On what starts as a slow moving morning in Manhattan takes a turn when the room service attendant finds that the man he was delivering breakfast to has decided to go out the window and stand on the ledge rather than eat. At first this doesn't seem like it would be that extravagant a moment but then a woman in a building across the way screams and this single individual blocks traffic, crates a huge media frenzy and becomes the biggest story of the day as the crowd of onlookers grows. The potential jumper is first sought out by a traffic cop who runs to the scene and makes first contact. Once his superiors arrive he's removed but the young man appears to prefer him as his go to person. A number of other stories are also taking place by people watching or simply trying to pass through. One of which is a young woman who's in the process of filing for divorce. She is played by Grace Kelly in her feature debut. The best performance by far is Paul Douglas as the traffic cop. Despite the acknowledgment that this was entirely fictional.

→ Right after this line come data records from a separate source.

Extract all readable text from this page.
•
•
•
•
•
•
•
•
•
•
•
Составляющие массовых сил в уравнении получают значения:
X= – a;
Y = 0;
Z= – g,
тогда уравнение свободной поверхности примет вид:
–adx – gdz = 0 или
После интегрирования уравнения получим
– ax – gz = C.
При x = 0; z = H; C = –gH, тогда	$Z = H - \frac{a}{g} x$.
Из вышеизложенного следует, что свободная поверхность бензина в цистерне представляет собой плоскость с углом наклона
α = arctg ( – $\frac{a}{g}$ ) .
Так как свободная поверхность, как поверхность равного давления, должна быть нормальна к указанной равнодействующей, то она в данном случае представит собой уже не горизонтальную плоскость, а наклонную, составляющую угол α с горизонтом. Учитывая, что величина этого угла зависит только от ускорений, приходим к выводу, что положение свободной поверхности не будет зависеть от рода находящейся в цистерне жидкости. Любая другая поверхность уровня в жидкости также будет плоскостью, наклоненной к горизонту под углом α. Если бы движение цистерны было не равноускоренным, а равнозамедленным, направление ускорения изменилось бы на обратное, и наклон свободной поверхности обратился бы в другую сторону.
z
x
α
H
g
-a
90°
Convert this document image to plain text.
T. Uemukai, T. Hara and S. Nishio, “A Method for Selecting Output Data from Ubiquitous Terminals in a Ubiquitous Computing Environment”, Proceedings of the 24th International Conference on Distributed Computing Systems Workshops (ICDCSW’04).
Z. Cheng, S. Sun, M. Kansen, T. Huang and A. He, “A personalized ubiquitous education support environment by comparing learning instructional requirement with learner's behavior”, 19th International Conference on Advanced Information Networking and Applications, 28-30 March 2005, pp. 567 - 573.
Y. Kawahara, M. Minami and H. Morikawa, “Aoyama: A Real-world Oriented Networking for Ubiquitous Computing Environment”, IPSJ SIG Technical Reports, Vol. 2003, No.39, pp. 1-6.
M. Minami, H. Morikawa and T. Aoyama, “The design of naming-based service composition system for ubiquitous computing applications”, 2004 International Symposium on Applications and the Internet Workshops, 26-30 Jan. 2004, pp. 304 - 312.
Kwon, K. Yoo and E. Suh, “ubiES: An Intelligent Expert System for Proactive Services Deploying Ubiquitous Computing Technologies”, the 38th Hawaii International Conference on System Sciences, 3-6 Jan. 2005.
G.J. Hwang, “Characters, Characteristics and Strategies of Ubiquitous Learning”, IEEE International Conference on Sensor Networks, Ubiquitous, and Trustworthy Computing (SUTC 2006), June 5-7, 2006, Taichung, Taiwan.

It was actually was based on the suicide of John William Warde, a 26-year-old man who jumped from the 17th floor of the Gotham Hotel in New York City on Tuesday, July 26, 1938, after 11 hours on a ledge. While the movie makes for a happier ending. I can't begin to gather the number of suicides that have occurred over the years in New York alone. Howard Hawks was originally offered the project but refused. Henry Hathaway ended up doing it with a production of six weeks. He also shot an alternate ending with the young man falling to his death. Unfortunately, on the same day as the preview, the daughter of Fox's president Spyros Skouras jumped to her death. Thus, Skouras wanted the film shelved, but instead released Fourteen Hours six months later with the ending that showed Robert surviving his fall. Afterall, truth is stranger than fiction.